Loquillo se produit ce vendredi à l’Auditorium de Saragosse. / LE JOURNAL

-En 1994, il présente « La vie en avant », avec ses textes d’auteurs comme Octavio Paz, Atxaga et Gil de Biedma, dans une salle du Palau, alors en dehors du circuit rock.

-C’était une très grande pause pour beaucoup. La chose la plus agréable qui me soit arrivée, c’est que Joan Manuel Serrat soit venu me féliciter avant le concert.
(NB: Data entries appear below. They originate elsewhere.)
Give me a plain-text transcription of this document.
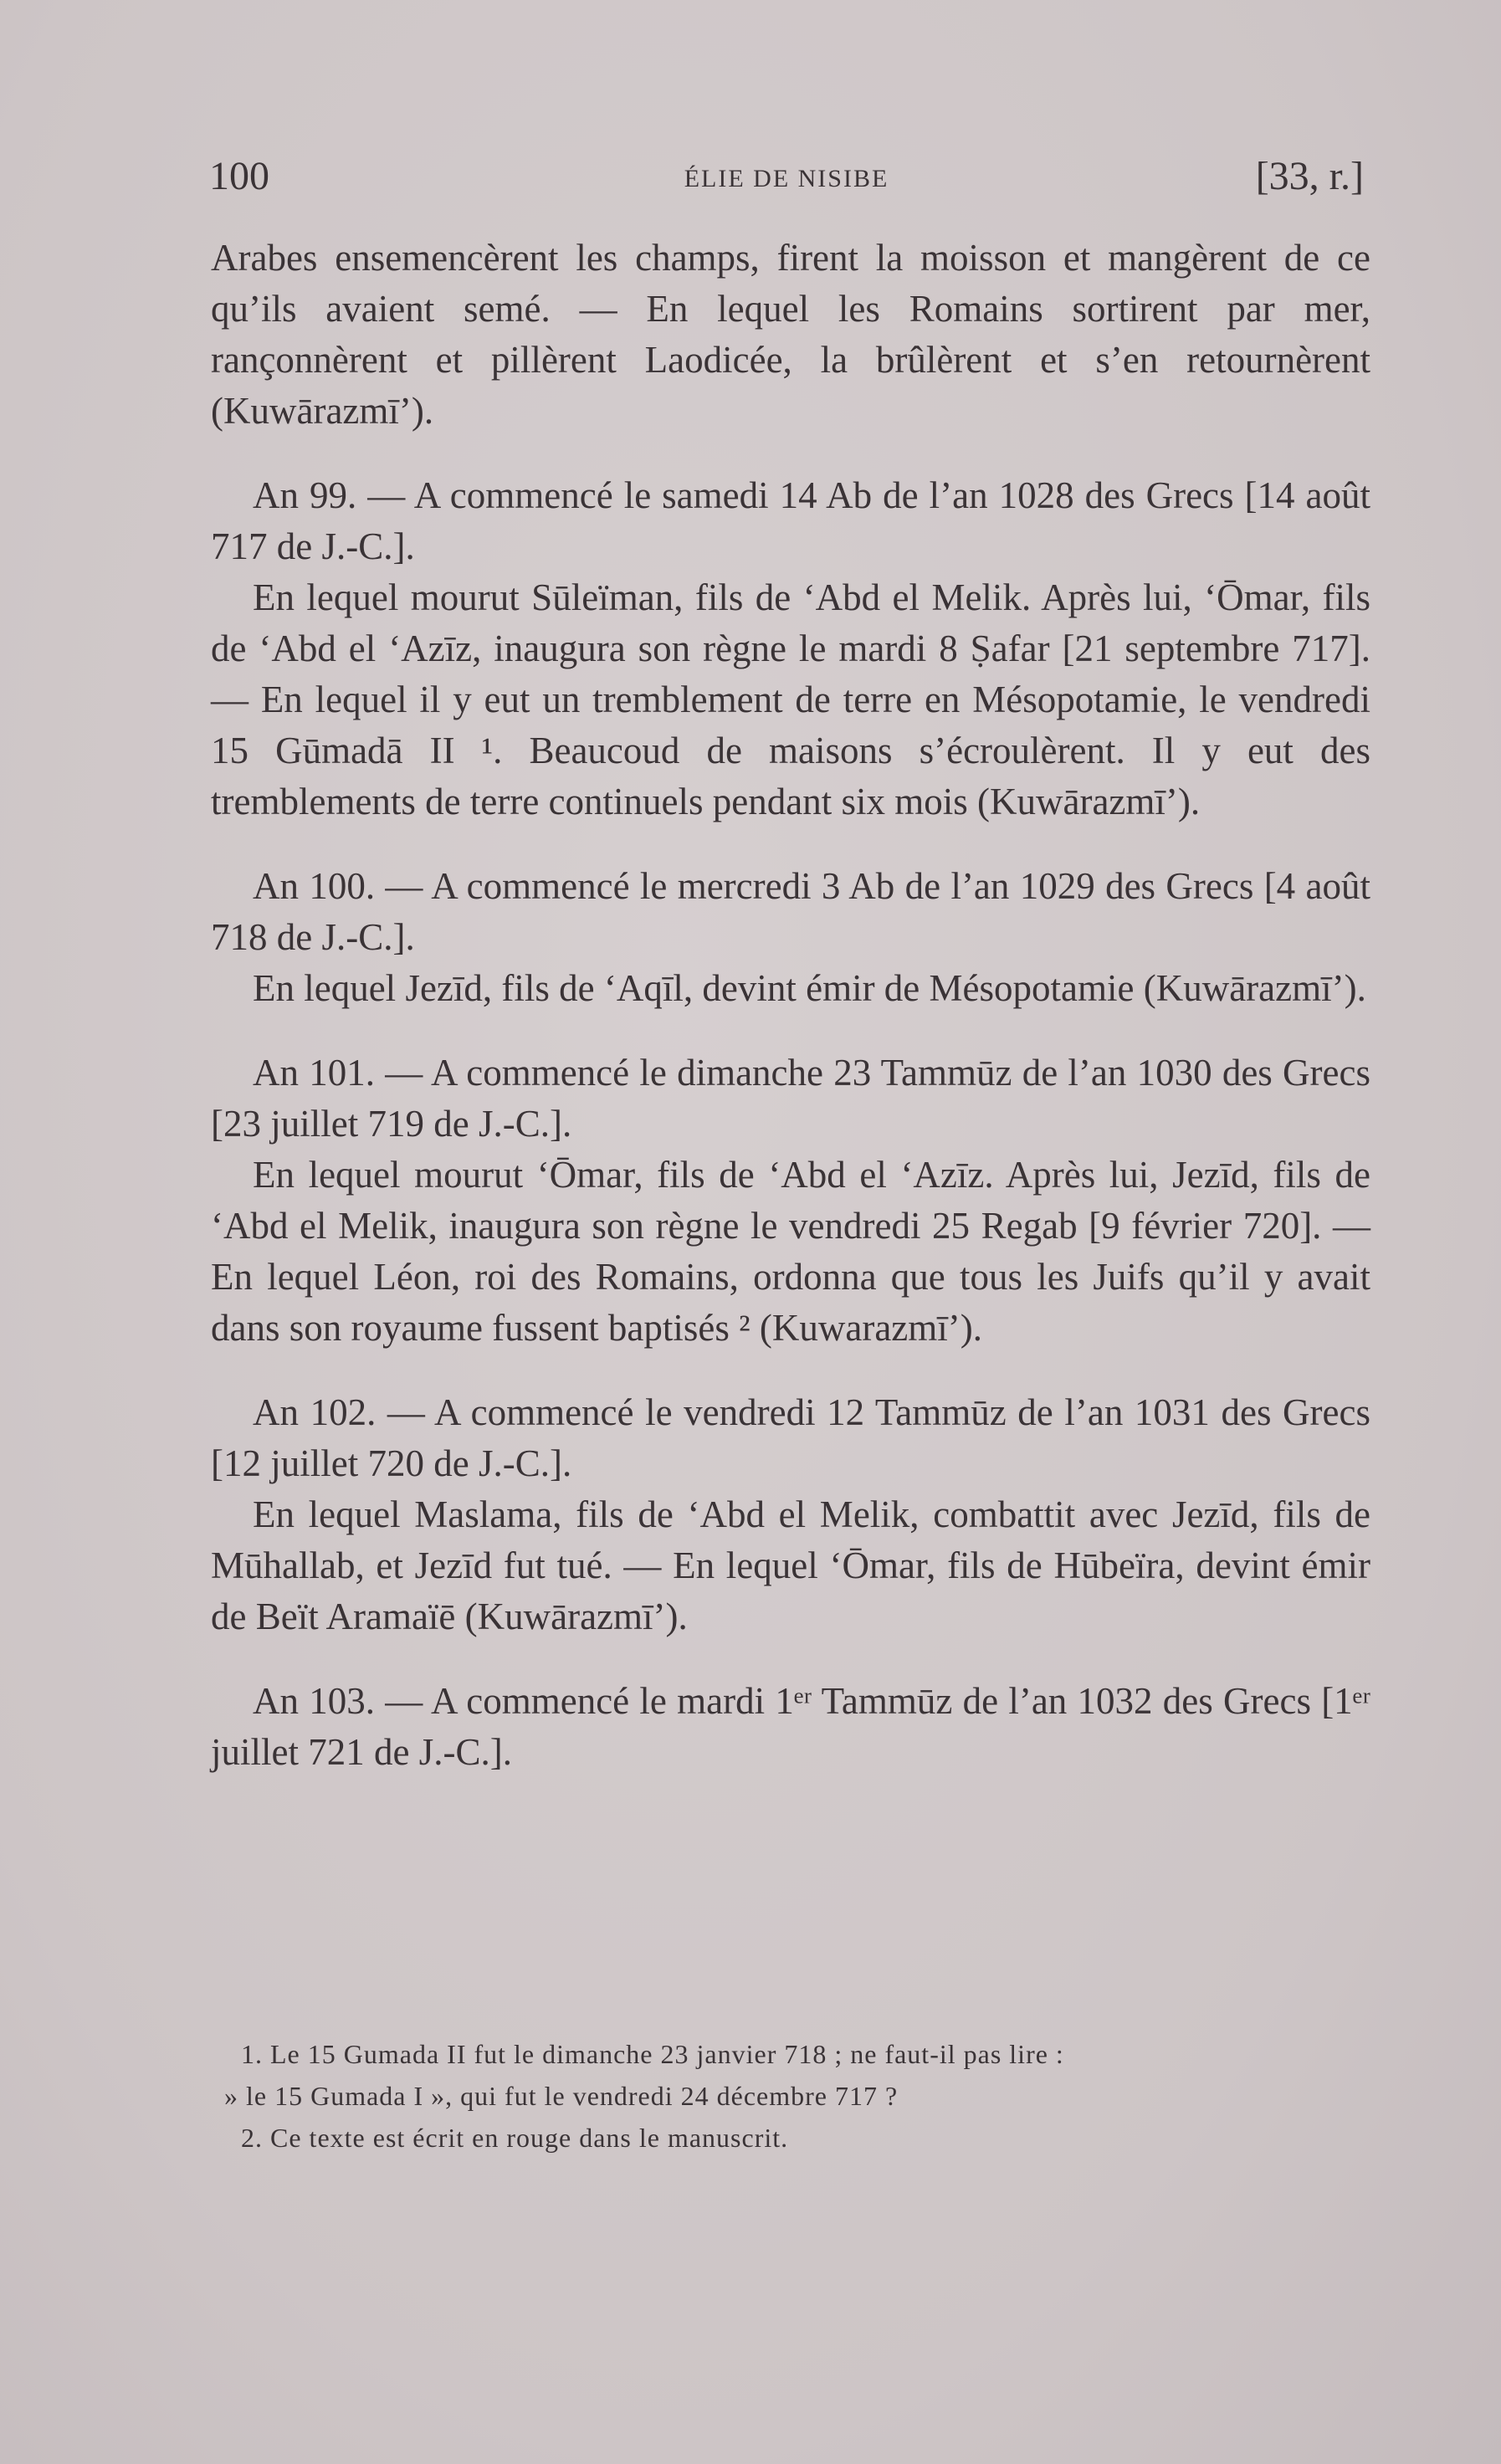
100	ÉLIE DE NISIBE	[33, r.]

Arabes ensemencèrent les champs, firent la moisson et mangèrent de ce qu’ils avaient semé. — En lequel les Romains sortirent par mer, rançonnèrent et pillèrent Laodicée, la brûlèrent et s’en retournèrent (Kuwārazmī’).

An 99. — A commencé le samedi 14 Ab de l’an 1028 des Grecs [14 août 717 de J.-C.].

En lequel mourut Sūleïman, fils de ‘Abd el Melik. Après lui, ‘Ōmar, fils de ‘Abd el ‘Azīz, inaugura son règne le mardi 8 Ṣafar [21 septembre 717]. — En lequel il y eut un tremblement de terre en Mésopotamie, le vendredi 15 Gūmadā II ¹. Beaucoud de maisons s’écroulèrent. Il y eut des tremblements de terre continuels pendant six mois (Kuwārazmī’).

An 100. — A commencé le mercredi 3 Ab de l’an 1029 des Grecs [4 août 718 de J.-C.].

En lequel Jezīd, fils de ‘Aqīl, devint émir de Mésopotamie (Kuwārazmī’).

An 101. — A commencé le dimanche 23 Tammūz de l’an 1030 des Grecs [23 juillet 719 de J.-C.].

En lequel mourut ‘Ōmar, fils de ‘Abd el ‘Azīz. Après lui, Jezīd, fils de ‘Abd el Melik, inaugura son règne le vendredi 25 Regab [9 février 720]. — En lequel Léon, roi des Romains, ordonna que tous les Juifs qu’il y avait dans son royaume fussent baptisés ² (Kuwarazmī’).

An 102. — A commencé le vendredi 12 Tammūz de l’an 1031 des Grecs [12 juillet 720 de J.-C.].

En lequel Maslama, fils de ‘Abd el Melik, combattit avec Jezīd, fils de Mūhallab, et Jezīd fut tué. — En lequel ‘Ōmar, fils de Hūbeïra, devint émir de Beït Aramaïē (Kuwārazmī’).

An 103. — A commencé le mardi 1ᵉʳ Tammūz de l’an 1032 des Grecs [1ᵉʳ juillet 721 de J.-C.].

1. Le 15 Gumada II fut le dimanche 23 janvier 718 ; ne faut-il pas lire :

» le 15 Gumada I », qui fut le vendredi 24 décembre 717 ?

2. Ce texte est écrit en rouge dans le manuscrit.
C’était moi et Gay, et il est arrivé. Cela m’a encouragé et c’était très excitant.

-Les citoyens sont de plus en plus sensibles aux désagréments de la musique live.

-C’est une excuse pathétique. Par exemple, Barcelone ne peut pas rester sans salles de concert. Et dans les festivals, ils baissent le volume : allez au Poble Espanyol ou à Pedralbes, voyez s’ils vous permettent de jouer à votre volume. Au final, il y aura aussi des gens mécontents du métro car il génère des vibrations. Tout dérange quelqu’un. Mais la culture représente 3% du PIB national.
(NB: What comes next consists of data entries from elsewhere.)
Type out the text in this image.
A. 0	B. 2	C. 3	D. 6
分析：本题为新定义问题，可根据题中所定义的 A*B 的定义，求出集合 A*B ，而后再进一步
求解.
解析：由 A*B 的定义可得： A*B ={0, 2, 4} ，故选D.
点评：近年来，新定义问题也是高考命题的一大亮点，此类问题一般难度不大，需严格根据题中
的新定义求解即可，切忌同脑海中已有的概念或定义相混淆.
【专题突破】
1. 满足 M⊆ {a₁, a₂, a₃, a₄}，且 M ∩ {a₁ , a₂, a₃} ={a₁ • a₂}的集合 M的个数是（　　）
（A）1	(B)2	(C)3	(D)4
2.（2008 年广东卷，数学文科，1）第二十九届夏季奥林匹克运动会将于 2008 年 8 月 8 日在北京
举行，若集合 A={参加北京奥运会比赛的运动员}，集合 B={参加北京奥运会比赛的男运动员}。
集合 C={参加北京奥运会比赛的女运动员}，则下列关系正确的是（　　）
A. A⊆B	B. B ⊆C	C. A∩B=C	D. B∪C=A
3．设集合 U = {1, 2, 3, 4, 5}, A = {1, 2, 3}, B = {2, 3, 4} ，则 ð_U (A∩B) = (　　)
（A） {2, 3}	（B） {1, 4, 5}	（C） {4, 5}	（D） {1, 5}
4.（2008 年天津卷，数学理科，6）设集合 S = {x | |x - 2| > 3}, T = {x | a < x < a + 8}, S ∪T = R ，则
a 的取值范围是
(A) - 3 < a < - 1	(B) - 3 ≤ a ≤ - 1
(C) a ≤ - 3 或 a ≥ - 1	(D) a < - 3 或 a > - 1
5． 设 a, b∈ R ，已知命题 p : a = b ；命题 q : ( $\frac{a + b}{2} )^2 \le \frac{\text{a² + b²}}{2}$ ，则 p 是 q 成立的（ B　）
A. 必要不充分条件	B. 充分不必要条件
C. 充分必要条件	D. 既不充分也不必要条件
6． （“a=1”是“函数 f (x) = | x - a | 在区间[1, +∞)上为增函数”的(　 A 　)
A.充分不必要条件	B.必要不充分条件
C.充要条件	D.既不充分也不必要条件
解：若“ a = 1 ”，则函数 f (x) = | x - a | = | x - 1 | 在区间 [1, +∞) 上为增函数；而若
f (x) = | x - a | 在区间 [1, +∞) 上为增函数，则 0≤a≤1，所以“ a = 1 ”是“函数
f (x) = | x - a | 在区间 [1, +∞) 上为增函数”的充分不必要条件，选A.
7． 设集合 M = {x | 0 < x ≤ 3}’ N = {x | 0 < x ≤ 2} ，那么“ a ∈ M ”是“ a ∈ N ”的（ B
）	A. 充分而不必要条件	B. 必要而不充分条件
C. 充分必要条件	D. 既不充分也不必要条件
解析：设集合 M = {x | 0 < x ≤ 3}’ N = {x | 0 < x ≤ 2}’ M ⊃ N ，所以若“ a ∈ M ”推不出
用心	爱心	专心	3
-Comment voyez-vous la musique live en Espagne après la pandémie ?

-Il y a un « boom » des festivals. Nous travaillons avec Last Tour, une des rares compagnies qui ont une ambiance un peu Gay Mercader, des gens qui aiment la musique. Aujourd’hui, beaucoup proviennent de fonds vautours. C’est un métier où la musique est un simple divertissement, alors que je continue de penser que c’est une attitude et un mode de vie qui reflète l’état d’un pays et une situation culturelle.